Tips on bacalao rebozado or battered cod
- Very cold water must be used in desalting the cod, as it helps firming the fish pieces and prevents them from opening during desalting.
- During the desalting process the cod must always be kept in the refrigerator, except while renewing the water, otherwise it could ferment and spoil.
- Both plain flour/AP flour and strong flour/bread flour can be used to make the batter. Depending on which one we use, the fried batter will be crispier or softer; strong flour/bread flour makes for a crispier batter.
- Depending on the flour you use, the amount of milk to be added may vary. When using AP flour/plain flour less milk will be needed to reach the desired consistency than if using bread flour/strong flour. This is due to their different absorption capacity.

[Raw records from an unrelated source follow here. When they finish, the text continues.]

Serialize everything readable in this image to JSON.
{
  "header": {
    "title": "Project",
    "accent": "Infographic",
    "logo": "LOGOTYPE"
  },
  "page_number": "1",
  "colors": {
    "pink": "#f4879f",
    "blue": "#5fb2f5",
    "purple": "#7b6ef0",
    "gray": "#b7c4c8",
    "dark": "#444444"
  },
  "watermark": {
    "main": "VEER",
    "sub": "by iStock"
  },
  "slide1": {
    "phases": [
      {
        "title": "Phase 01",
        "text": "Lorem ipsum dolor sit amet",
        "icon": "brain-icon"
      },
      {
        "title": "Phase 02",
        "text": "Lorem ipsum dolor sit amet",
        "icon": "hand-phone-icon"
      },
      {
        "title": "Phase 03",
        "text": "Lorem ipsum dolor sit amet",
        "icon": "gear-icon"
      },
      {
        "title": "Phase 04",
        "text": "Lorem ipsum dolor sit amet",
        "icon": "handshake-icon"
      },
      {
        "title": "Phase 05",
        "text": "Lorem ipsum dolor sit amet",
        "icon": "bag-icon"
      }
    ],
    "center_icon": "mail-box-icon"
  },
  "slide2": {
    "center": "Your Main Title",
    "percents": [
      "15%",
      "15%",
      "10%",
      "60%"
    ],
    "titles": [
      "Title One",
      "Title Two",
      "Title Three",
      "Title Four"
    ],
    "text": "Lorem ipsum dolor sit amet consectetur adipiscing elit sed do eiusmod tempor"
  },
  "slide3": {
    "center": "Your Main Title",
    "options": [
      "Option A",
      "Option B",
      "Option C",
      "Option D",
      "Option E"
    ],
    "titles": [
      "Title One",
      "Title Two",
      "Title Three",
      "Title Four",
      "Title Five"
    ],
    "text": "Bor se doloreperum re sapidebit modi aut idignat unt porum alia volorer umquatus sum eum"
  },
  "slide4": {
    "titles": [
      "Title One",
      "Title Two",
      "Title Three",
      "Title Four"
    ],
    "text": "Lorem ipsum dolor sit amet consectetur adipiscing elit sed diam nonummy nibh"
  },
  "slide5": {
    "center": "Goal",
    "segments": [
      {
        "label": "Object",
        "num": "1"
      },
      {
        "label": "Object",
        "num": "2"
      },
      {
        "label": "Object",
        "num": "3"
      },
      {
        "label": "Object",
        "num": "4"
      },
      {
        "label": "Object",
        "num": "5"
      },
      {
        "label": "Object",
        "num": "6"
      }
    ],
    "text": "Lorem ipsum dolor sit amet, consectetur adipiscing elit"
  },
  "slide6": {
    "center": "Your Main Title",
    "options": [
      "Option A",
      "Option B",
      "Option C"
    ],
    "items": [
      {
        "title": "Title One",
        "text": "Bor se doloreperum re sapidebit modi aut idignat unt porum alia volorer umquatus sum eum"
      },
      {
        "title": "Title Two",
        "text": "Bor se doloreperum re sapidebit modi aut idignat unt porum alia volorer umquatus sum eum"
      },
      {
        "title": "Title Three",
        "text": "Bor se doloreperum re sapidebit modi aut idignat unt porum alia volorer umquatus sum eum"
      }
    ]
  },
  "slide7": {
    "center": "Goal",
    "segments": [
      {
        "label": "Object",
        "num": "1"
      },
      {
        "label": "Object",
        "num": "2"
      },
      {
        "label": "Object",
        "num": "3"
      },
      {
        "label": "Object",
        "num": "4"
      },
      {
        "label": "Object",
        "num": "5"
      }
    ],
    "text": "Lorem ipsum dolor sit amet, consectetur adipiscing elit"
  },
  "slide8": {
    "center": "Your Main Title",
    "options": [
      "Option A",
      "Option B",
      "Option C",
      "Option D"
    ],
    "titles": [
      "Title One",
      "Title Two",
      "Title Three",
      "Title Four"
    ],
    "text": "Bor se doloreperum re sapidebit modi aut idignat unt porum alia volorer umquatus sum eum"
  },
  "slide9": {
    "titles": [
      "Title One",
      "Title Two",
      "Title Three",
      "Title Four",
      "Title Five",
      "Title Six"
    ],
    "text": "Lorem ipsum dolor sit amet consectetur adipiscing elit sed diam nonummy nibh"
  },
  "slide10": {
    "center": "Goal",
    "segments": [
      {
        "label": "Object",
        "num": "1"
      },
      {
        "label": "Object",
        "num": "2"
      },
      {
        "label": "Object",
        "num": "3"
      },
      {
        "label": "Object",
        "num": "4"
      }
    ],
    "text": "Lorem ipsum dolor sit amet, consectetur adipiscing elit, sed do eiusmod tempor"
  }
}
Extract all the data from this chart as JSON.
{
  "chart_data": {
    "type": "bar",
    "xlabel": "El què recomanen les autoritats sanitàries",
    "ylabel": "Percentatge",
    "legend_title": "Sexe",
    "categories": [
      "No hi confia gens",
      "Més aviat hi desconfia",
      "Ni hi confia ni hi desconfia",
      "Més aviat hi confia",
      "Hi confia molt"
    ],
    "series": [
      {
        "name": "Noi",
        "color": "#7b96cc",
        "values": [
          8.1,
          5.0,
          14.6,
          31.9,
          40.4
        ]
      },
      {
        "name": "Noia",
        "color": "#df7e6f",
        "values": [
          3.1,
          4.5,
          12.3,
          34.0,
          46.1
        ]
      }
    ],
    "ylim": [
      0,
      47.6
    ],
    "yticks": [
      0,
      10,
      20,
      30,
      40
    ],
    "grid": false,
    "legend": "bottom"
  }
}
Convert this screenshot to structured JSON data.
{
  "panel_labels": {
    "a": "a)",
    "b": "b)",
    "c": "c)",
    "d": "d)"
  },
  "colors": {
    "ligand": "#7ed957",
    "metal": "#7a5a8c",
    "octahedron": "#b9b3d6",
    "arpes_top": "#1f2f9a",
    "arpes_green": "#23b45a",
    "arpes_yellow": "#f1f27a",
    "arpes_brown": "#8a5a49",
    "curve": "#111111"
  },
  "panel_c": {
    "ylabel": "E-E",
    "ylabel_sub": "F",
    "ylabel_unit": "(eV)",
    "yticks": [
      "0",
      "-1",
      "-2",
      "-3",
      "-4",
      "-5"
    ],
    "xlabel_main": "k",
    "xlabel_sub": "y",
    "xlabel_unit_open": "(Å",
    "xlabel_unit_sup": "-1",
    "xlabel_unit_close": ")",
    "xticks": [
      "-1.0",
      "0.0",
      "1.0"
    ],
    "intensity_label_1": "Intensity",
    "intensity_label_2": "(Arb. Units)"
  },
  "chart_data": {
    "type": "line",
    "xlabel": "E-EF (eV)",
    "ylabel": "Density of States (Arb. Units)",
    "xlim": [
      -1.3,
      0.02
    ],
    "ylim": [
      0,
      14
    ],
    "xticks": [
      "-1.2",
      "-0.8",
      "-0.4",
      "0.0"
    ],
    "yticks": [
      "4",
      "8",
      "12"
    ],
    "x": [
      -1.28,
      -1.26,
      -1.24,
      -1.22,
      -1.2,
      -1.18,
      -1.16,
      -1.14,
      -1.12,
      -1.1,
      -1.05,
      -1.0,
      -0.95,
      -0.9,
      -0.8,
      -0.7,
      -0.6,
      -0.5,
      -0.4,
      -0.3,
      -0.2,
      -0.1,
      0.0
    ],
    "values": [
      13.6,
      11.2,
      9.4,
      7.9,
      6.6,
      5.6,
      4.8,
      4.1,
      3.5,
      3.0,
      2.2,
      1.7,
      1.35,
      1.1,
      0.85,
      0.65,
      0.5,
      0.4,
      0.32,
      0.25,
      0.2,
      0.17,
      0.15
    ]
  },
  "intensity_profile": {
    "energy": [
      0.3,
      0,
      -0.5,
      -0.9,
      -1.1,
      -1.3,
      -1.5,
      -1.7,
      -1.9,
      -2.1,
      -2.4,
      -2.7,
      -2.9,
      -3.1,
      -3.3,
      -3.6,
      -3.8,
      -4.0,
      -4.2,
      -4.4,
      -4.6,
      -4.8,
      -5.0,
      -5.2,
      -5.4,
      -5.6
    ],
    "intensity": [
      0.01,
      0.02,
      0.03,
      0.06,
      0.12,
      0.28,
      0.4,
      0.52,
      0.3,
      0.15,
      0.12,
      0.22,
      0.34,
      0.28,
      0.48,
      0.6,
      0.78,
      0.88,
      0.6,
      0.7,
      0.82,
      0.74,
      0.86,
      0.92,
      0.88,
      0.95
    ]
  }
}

- Often plain beaten egg is used for basting the cod instead of the flour-milk batter; do as you please. Our recipe doesn’t use eggs though. According to Miguel Ángel Velasco, chef of Casa Juanico in Zaragoza, the use of the egg in the batter prevents the exit of the juices, which are cooked inside and tend to crystallize, as well as slightly masks the flavor of the fish.
- Both sunflower oil and mild olive oil can be used for deep-frying, so as not to impart too much flavor to the fritters.
- It is important that the oil temperature stays around 170º-180ºC (338º- 356ºF), not higher. Otherwise the batter layer will burn before the cod cooks through. On the other hand if the temperature is too low the cod will absorb a lot of oil and its texture will be different, not firm enough.
- The cooking time of the cod must not be exceeded; it should be around 3-4 minutes at the specified temperature for best results.
- Cod can be eaten both freshly made and cold, but always on the same day it was made.
This tasty tapa does not need much more accompaniment to be fully enjoyable. There is an order that was often heard in some bars though: —¡Unos bacalaítos y unas cañas!— Some battered cod and a glass of beer! So have a cold beer along this bacalao rebozado and… enjoy!